Materials, past & present
Although modern and historical medical practices have involved the removal of one or both testicles for any number of reasons, prosthetic options have been very limited, and the variety of materials used has been interesting, to say the least: metal alloys, lucite, plexiglass, polyethylene and even marbles. Not surprisingly, these and other products were eventually discontinued or taken off the market, usually due to frequent patient dissatisfaction or apparent health risks to the individual receiving the implant.
Today, the only option approved by the Food and Drug Administration for replacing testes is Torosa from Coloplast, a prosthetic composed of a thin silicone elastomer shell filled with saline. Most men—more than 90 percent in findings from more than one study—who have had the procedure for aesthetic or cosmetic reasons have been satisfied with it; a lot of them report almost no substantial difference in look or feel.

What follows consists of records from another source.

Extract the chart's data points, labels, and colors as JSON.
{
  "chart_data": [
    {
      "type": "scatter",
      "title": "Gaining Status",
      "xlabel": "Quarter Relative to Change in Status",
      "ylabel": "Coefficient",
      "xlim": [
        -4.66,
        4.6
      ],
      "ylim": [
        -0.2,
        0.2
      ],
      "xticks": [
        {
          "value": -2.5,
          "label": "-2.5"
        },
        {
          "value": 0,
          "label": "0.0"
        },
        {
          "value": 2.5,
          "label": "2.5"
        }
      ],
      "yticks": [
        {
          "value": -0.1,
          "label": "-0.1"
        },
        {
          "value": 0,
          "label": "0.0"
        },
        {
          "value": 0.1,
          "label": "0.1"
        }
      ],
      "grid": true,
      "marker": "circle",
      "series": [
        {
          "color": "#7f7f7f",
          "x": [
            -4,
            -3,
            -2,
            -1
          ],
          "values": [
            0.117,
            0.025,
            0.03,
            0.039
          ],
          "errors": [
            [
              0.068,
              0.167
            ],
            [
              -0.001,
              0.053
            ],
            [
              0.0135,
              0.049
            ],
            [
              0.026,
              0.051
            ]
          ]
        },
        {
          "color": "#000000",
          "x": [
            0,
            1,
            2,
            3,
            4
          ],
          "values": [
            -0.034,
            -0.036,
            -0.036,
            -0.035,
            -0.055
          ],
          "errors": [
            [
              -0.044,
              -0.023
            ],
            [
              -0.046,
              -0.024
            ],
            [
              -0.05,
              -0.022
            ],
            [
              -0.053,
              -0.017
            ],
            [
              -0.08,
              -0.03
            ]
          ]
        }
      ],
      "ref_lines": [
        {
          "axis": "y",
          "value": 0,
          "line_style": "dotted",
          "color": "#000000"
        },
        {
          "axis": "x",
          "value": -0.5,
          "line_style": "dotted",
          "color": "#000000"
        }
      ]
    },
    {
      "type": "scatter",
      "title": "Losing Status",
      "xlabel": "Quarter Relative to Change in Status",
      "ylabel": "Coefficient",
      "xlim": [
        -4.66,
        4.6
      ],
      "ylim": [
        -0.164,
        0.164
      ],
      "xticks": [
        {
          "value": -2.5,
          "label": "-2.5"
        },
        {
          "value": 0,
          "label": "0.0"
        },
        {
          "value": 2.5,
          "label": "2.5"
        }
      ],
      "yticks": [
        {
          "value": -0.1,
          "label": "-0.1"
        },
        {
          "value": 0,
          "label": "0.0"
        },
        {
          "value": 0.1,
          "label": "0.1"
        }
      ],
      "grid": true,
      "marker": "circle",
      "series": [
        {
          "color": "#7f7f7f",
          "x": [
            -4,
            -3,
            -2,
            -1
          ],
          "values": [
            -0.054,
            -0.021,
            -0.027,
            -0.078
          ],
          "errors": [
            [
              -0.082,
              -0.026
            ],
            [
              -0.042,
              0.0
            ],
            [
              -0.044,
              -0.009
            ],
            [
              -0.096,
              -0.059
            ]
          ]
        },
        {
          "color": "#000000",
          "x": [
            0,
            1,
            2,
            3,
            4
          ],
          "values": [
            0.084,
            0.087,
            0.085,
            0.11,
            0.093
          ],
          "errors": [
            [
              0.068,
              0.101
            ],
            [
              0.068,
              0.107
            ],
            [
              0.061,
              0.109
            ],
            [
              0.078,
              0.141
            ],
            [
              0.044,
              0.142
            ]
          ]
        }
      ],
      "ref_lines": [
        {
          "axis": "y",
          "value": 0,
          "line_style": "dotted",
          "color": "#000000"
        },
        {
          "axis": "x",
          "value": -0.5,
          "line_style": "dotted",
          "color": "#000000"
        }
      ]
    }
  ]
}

Potential risks & concerns
As with any surgical procedure, there are some basic considerations to take into account. Inflammation, infection and even rejection of the implants is not unheard of with testicular implantation, though such outcomes are notedly minimal.
Aside from medical concerns, there are financial matters to consider. Because the procedure is considered elective and not necessary from the perspective of maintaining overall health and well-being, it is often not covered by insurance. And, depending on the extent of the procedure and additional care needed after surgery, it can be quite expensive.
Healthcare providers and insurers are required to discuss prosthetic options with patients after a mastectomy resulting from breast cancer, but the same requirement is not present for men who lose one or both testicles due to cancer. Though gender reassignment surgeries have marginally increased the commonality of prosthetic testicle implants, the scope of manufacturing is quite limited and not considered an entirely profitable commercial venture.
The loss of a single testicle shouldn't affect biology much, as long as the remaining testicle is able to maintain regular testosterone production. A double orchiectomy, the removal of both testicles, is a different matter. But even then, testosterone replacement treatments can make up for most of the side effects of the surgery.
Losing any part of the body, for any reason, is a potentially traumatic experience for anyone. Despite the fact that prosthetic testicle implants are classified as a cosmetic procedure, men may feel differently. The disparity in availability might be a dire consequence indeed. The mental health aspect of feeling whole should not be discounted, and a positive mental state plays a big part in a person's overall well-being. There is also documented evidence that a positive outlook and a healthy self-image can contribute to improved physical health.
Regular checkups and self-examinations can reduce the risk of cancer development. In the event cancer or some other illness or injury becomes an issue, it's important to get complete consultation from qualified medical professionals to determine your best options for moving forward and being able to live your best life.